TED TINLING (Washington Port, 1989)
“She was an actress. I would leave her alone for a few minutes and she would do her poses in front of the mirror and please herself how the dress was going to look on her.”
“A one-grip stroke maker, Maria’s backhand was a poem of sweeping grace and her volleys the brushings of a master artist. Send her a lob and she pounced with the menacing swiftness of a panther to bury the ball with a frightening finality; hers was a smash no man would scorn.”
GWEN ROBYNS (“Wimbledon: The Hidden Drama”, published 1973)
“She looked like an exotic Siamese cat as she roamed the court. Maria was sinuous, sensuous and feminine. They called her the Queen of Wimbledon.”
TED TINLING (“A Handful of Summers” by Gordon Forbes, published 1978)
“Maria Bueno, a magnificent panther of a woman.
“… the incomparably balletic and flamboyant Bueno. Volleying beautifully, playing with breathtaking boldness and panache, the lithe Brazilian became the first South American woman to win the Wimbledon singles.

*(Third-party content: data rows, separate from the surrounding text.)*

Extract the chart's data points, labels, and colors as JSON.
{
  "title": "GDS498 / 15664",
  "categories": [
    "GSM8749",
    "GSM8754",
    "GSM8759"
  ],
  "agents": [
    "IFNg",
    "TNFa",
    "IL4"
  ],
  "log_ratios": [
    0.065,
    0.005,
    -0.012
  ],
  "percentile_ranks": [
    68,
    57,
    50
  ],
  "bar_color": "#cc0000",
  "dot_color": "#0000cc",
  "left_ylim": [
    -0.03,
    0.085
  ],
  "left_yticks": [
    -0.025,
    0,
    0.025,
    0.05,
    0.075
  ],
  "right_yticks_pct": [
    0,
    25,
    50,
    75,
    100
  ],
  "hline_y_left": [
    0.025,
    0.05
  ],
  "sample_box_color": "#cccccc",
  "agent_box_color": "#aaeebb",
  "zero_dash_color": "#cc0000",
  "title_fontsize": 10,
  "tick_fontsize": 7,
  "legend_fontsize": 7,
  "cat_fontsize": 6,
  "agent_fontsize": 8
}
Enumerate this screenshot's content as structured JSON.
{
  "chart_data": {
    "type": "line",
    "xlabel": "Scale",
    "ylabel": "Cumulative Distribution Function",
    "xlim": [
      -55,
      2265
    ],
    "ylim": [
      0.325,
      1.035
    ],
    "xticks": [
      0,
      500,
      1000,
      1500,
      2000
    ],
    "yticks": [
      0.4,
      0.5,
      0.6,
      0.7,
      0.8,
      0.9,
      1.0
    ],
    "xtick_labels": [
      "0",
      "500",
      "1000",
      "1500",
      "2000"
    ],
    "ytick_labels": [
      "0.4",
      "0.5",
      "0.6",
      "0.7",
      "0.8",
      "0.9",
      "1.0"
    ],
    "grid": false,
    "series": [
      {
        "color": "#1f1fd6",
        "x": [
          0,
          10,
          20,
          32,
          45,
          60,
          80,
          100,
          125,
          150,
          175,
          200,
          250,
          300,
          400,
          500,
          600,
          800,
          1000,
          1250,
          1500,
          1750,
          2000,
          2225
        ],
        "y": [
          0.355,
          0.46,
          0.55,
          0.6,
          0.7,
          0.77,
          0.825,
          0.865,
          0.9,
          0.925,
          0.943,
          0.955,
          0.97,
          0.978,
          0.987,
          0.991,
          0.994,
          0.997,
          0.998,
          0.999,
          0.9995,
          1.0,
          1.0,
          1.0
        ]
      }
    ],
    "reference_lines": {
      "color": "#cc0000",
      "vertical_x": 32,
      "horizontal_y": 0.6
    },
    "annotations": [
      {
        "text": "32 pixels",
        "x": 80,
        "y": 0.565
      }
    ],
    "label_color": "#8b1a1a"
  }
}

MAX ROBERTSON (“Wimbledon 1877 – 1977″, published 1977)
“Rarely, if ever, has such physical beauty of movement been combined with such marvellous strokes, to which timing gave ferocious power, allied usually to impeccable length. She looked like a panther hunting for the kill. At peak form her game was imperious; all she lacked was Little Mo’s consistency….. At her height, Maria had been a queen whose grace and power were without compare.”
DAVID GRAY (“Shades of Gray”, published 1988)
“Miss Bueno, slim, dark, swift, and super-feminine in her inconsistency, her love for a fine dress and for a quick cry of admiration…. “
“Between 1959 and 1964 we were treated to three regal wins from the artistic racket of the elegant queen of Brazilian tennis, Maria Bueno. Here was poetry in motion whose every movement combined the grace of a ballet dancer with the controlled power of a top gymnast.”
“She was such a beautiful player. I used to watch her play, and not watch the ball at all.”